Our careers took on different turns and there were times when we thought we had already performed the closing night of "Sojourn at Ararat". Then something would come up and we would be asked to do it again; always in Europe.

Then our personal life interfered... Two marriages, two divorces to each other caused interruptions in the lifespan of the play that refused to die despite everything!

Q. Has the message or themes explored in the play changed much since its inception in the late 80s?

A. No. It has not because of the universality of the message and the themes explored. The poems that form the basis and mortar of the play span over 2000 years from pre-Christian pagan times to the present. The selection has been made with this universality in mind in the first place. The 'timely and timeless' anti-war, anti-violence message and the themes of love and hope for mankind still stands and will continue to speak for themselves and to all throughout time. When we first started performing the play in 1986, there were many events in the world that had had happened wars, genocides, to which the play alludes, but there were others that had not happened yet, the break up of the Soviet Union, the fall of the Berlin Wall, Rwanda, Darfur, you name it..

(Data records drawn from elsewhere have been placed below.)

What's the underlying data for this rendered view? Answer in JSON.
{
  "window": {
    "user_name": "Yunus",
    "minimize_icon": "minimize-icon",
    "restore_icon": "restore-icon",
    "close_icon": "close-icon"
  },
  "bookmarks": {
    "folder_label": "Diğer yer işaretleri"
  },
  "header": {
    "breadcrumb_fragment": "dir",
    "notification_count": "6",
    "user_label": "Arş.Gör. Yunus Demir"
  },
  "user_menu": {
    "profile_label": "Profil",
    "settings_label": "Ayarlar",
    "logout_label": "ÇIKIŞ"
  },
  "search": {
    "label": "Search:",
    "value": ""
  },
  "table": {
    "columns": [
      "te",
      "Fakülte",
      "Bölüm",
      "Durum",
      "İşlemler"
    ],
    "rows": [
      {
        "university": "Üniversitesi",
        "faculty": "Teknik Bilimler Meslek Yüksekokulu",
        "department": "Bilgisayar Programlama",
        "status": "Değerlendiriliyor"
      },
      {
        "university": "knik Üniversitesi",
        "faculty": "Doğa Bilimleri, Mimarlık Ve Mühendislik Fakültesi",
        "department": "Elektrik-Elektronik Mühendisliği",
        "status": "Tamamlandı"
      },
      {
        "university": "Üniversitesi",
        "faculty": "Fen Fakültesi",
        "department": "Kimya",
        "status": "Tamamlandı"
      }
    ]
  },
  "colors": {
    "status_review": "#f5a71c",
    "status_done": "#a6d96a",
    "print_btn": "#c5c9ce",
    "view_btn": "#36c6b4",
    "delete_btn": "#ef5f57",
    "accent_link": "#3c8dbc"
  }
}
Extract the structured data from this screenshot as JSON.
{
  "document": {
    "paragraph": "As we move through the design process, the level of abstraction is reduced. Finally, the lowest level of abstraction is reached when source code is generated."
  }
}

Q. How does it break new ground artistically?

Nora Armani and Gerald Papasian in "Sojourn at Ararat" at Joe's Pub at the Public Theater. Photo: Jonathan Slaff.

A. Dramaturgically the play breaks ground in that it takes completely unrelated poems written by different poets and weaves them into a seamless piece that can be performed by two actors who become characters giving voice to the events and happenings mentioned in the play where a story with a beginning, a middle and an end is related.

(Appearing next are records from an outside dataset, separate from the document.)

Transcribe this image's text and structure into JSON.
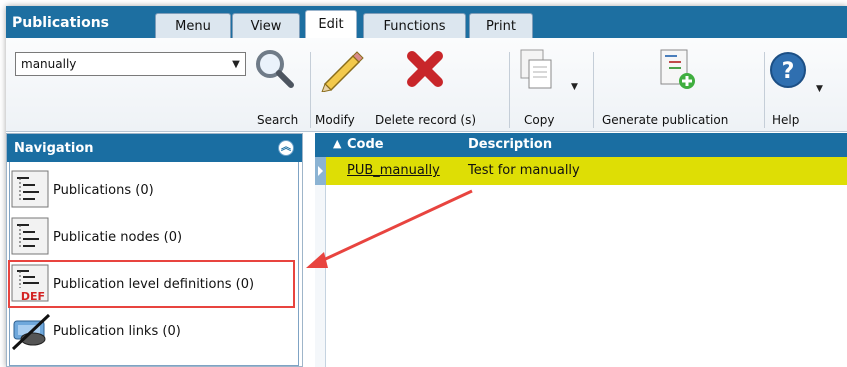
{
  "app": {
    "title": "Publications"
  },
  "tabs": [
    {
      "label": "Menu"
    },
    {
      "label": "View"
    },
    {
      "label": "Edit",
      "active": true
    },
    {
      "label": "Functions"
    },
    {
      "label": "Print"
    }
  ],
  "ribbon": {
    "search_combo_value": "manually",
    "search_label": "Search",
    "modify_label": "Modify",
    "delete_label": "Delete record (s)",
    "copy_label": "Copy",
    "generate_label": "Generate publication",
    "help_label": "Help"
  },
  "navigation": {
    "title": "Navigation",
    "items": [
      {
        "label": "Publications (0)",
        "icon": "tree-icon"
      },
      {
        "label": "Publicatie nodes (0)",
        "icon": "tree-icon"
      },
      {
        "label": "Publication level definitions (0)",
        "icon": "tree-def-icon",
        "highlighted": true
      },
      {
        "label": "Publication links (0)",
        "icon": "link-icon"
      }
    ]
  },
  "grid": {
    "columns": [
      "Code",
      "Description"
    ],
    "sort_indicator": "▲",
    "rows": [
      {
        "code": "PUB_manually",
        "description": "Test for manually",
        "selected": true
      }
    ]
  },
  "colors": {
    "header_blue": "#1a6ea2",
    "selected_row": "#dede05",
    "annotation_red": "#e8443f"
  }
}
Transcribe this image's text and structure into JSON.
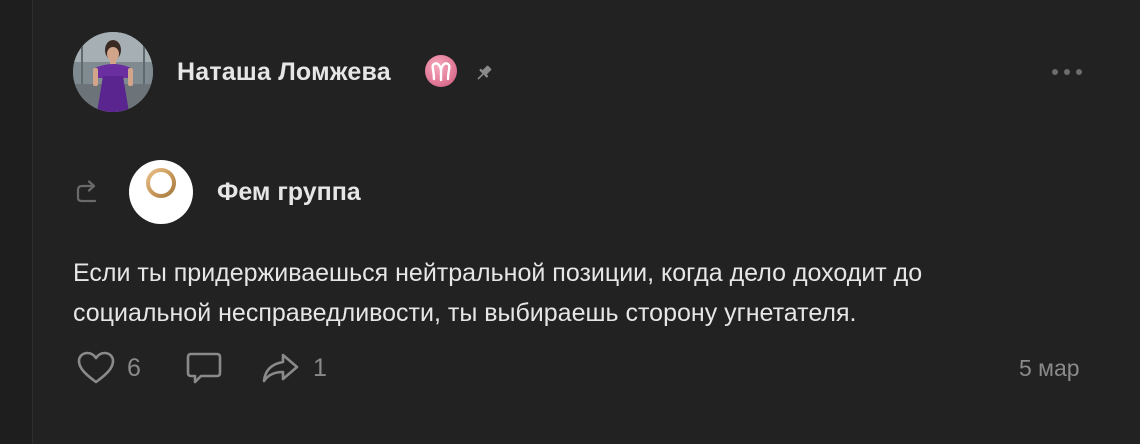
{
  "post": {
    "author": {
      "name": "Наташа Ломжева",
      "avatar_icon": "profile-photo",
      "zodiac_icon": "aries-sign-icon",
      "zodiac_symbol": "♈",
      "pinned_icon": "pin-icon"
    },
    "more_icon": "ellipsis-icon",
    "repost": {
      "icon": "repost-arrow-icon",
      "group_name": "Фем группа",
      "group_avatar_icon": "venus-symbol-icon"
    },
    "text_lines": [
      "Если ты придерживаешься нейтральной позиции, когда дело доходит до",
      "социальной несправедливости, ты выбираешь сторону угнетателя."
    ],
    "actions": {
      "likes_count": "6",
      "shares_count": "1"
    },
    "date": "5 мар"
  },
  "colors": {
    "background": "#222222",
    "text": "#e6e6e6",
    "muted": "#8a8a8a",
    "accent_zodiac": "#e07896",
    "venus_gold": "#c99a5b"
  }
}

From a staging and performance point of view, the use of minimal sets, that are easy to travel with, after all the play tells us of exile and deportation and displacement too, and the ingenious use of the pieces of costume that become props and the pieces of paper that crumple into shapes and then straightened out become the elements of a culture, any culture, symbolizing its life, its words, its language and its soul. The simplicity, with which this play portrays itself, makes its message even more powerful.

Q. Can you tell me a funny anecdote or nerve-racking moment from the show?

We were at the Edinburgh Festival Fringe and on one of the first performances; there was no one in the audience up to 5 minutes before the start... The stage manager came up and said that there were two people who had just walked in. And since there were the same number of people in the audience as on stage, it was really up to us if we wanted to do the show or not. But we decided to go on anyway. We are glad we did. Because one of them was the citric from The Scotsman who gave us a fantastic rave review that opened the door to a fabulous life-span for this play that has taken us to more than 25 cities on four continents!